A senior Hamas official has said that the Palestinian group does not wish to continue governing the Gaza Strip, adding that it has already agreed to the formation of a technocratic committee to administer the enclave in the next phase.
The official told Al Arabiya news website that Hamas has approved all proposed names for the technocratic body, noting that there is internal agreement on the list.
He added that despite progress in talks, Israel has been obstructing the practical implementation of the agreed steps on the ground.
The Hamas official also said the deployment of international forces would be strictly limited to monitoring the ceasefire, rather than administering Gaza or taking part in internal governance. Their role, he explained, would be to separate the parties and prevent renewed clashes.
He added that mediating states support assigning a monitoring role to any international force deployed as part of the ceasefire arrangement.

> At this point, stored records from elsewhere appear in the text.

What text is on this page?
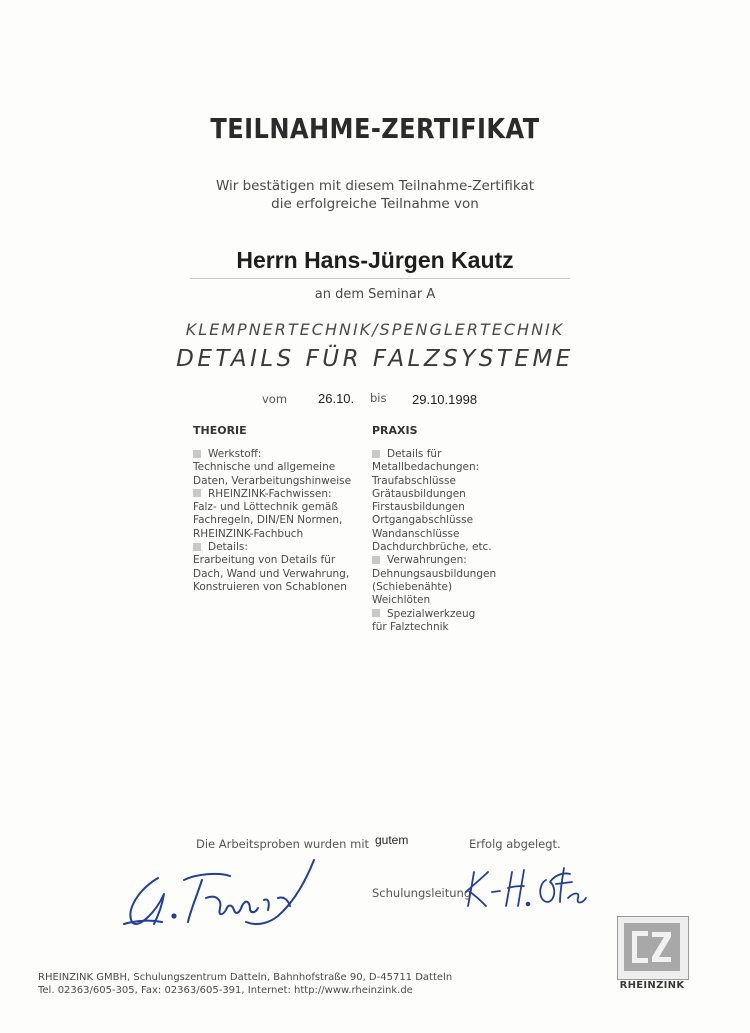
TEILNAHME-ZERTIFIKAT
Wir bestätigen mit diesem Teilnahme-Zertifikat
die erfolgreiche Teilnahme von
Herrn Hans-Jürgen Kautz
an dem Seminar A
KLEMPNERTECHNIK/SPENGLERTECHNIK
DETAILS FÜR FALZSYSTEME
vom 26.10. bis 29.10.1998
THEORIE
Werkstoff:
Technische und allgemeine
Daten, Verarbeitungshinweise
RHEINZINK-Fachwissen:
Falz- und Löttechnik gemäß
Fachregeln, DIN/EN Normen,
RHEINZINK-Fachbuch
Details:
Erarbeitung von Details für
Dach, Wand und Verwahrung,
Konstruieren von Schablonen
PRAXIS
Details für
Metallbedachungen:
Traufabschlüsse
Grätausbildungen
Firstausbildungen
Ortgangabschlüsse
Wandanschlüsse
Dachdurchbrüche, etc.
Verwahrungen:
Dehnungsausbildungen
(Schiebenähte)
Weichlöten
Spezialwerkzeug
für Falztechnik
Die Arbeitsproben wurden mit gutem	Erfolg abgelegt.
Schulungsleitung
RHEINZINK GMBH, Schulungszentrum Datteln, Bahnhofstraße 90, D-45711 Datteln
Tel. 02363/605-305, Fax: 02363/605-391, Internet: http://www.rheinzink.de	RHEINZINK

A US-brokered ceasefire agreement went into effect on October 10, halting two years of war that was triggered by deadly Hamas-led attacks on Israel on October 7, 2023, and that has devastated the narrow coastal strip.
Both sides have accused each other of ceasefire violations.
Israeli Prime Minister Benjamin Netanyahu, meanwhile, denounced the ongoing corruption case against him as a ‘Bugs Bunny trial’ and defended his controversial pardon request in a video published on social media.
The three-minute video, released late on Thursday, came a week after Netanyahu formally requested a pardon from Israeli President Isaac Herzog, arguing that his prosecution was dividing the nation.